Kendira looked into the eyes of her master. She didn’t look three hundred years old. Maybe three hundred months, thirty years of age. But she knew Master Luna was older than that. In the same way, Kendira was at least twenty-six years of age, but she only looked half of that because of the power of the arcane ages. It slowed aged, it slowed dying, but like Master Luna said, it was only delaying the inevitable hands of fate from turning her to black ash. Her eyes sank. She felt colder now.

“I want to see that, too…” she said.

“Then you must understand there is no right path for us to take. The religion of Dai Celesta is too simple, too engrained into black and white for what we now know. That is why the arcane arts strive to teach the laws of color, of understanding rather than labeling. We know that life must continue, but time has taught us that only the strong will survive. Men have lived a good existence. They should have been destroyed by the first wave of Sorena, but Nature spared them with her merciful hands. Now, Nature has decided to crush them with those very same hands. She will crush us, too, if we should stand in her way. We have to be the stronger ones. We have to make the hard decision. That is what it means to be a Master.”

“But the others… Countess Olivia, Princess Erika, Duchess May…”

“All children, like Isabella, who can persuaded to think otherwise. One by one, they will understand why Men must be eliminated.”

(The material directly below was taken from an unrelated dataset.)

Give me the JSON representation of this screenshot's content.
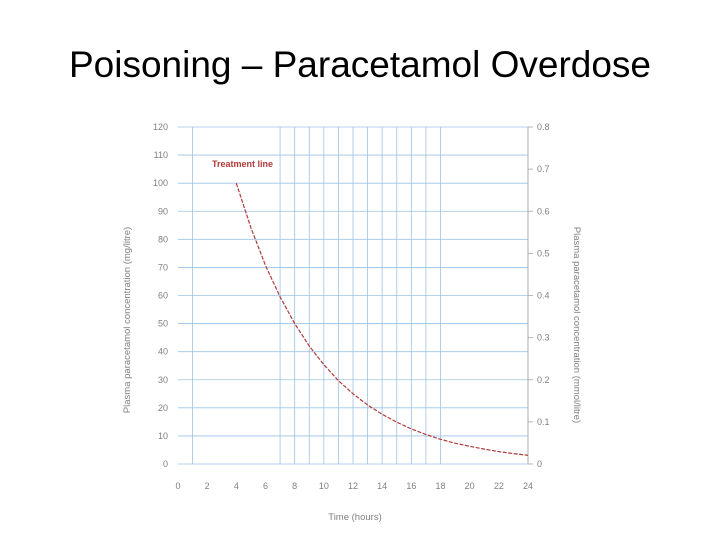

“There must be others in the council who will disagree…”

“With the exception of the royal court of Ellewyn—governed by the Queen, Isabella, Riva the Wise, Countess Olivia of the House of Sienna, and Duchess May of the House of Femmington—there is only one delegate from each faction allowed in the council. There is, of course, Princess Erika of the kingdom of Kaligar, who owns the land that Penee is built upon. Men are slaves to her and her family and have been for generations. Then there is the High Priestess Jania, who represents Dai Celesta, the Seven and a Half Apostles, and the School of Light. We both know how she feels about Men. Under her, there is Sensei Nikkilet of the Sisterhood of the Blue Rose, but the Monks have always sided with the Apostles for many centuries. What hope is there then? The Druids? All three of them—Elder Terra Thule of the Earth Tribe, Warden Katrana of the Storm Wall, and Prime Animist Lexus of the Feralkin—are followers of our Nature. They understand the cycle. What about the Forsaken? The only Necromancer to make it into the royal council in our time, the Arch Lichess Hadie, is a true worshipper of Sorena. She would like to see nothing more than the race of Men fall. What then? Where do we go? There is only the Arcane Order left and I am their representative. That makes thirteen voices to speak out against the race of Men.”

“But there are fourteen members in the royal council…”

“Leaving the last vote to King Kazekov, leader of the Men of Penee. Do you honestly think they will listen to him? He will be laughed out of the council. He will be ridiculed, turned away, like Men have always been. And he will die along with his people. Men will be no more.”

“…And Sorena?”

“At peace with herself. And so will we. Harmony will follow the elegy of chaos.” With that, Master Luna rose to her full height and looked to the moon, whose face was as much of a mystery as hers. “…Now, Kendira, I must ask you again. Come sit by the fire with me.”

“…I cannot, Master.”

“And why is that?”

Kendira squeezed her knees tighter and closed her eyes to a cold wind that was blowing through. “I don’t think I’ll ever be warm again…”

And so they remained there, staring at the darkness all around.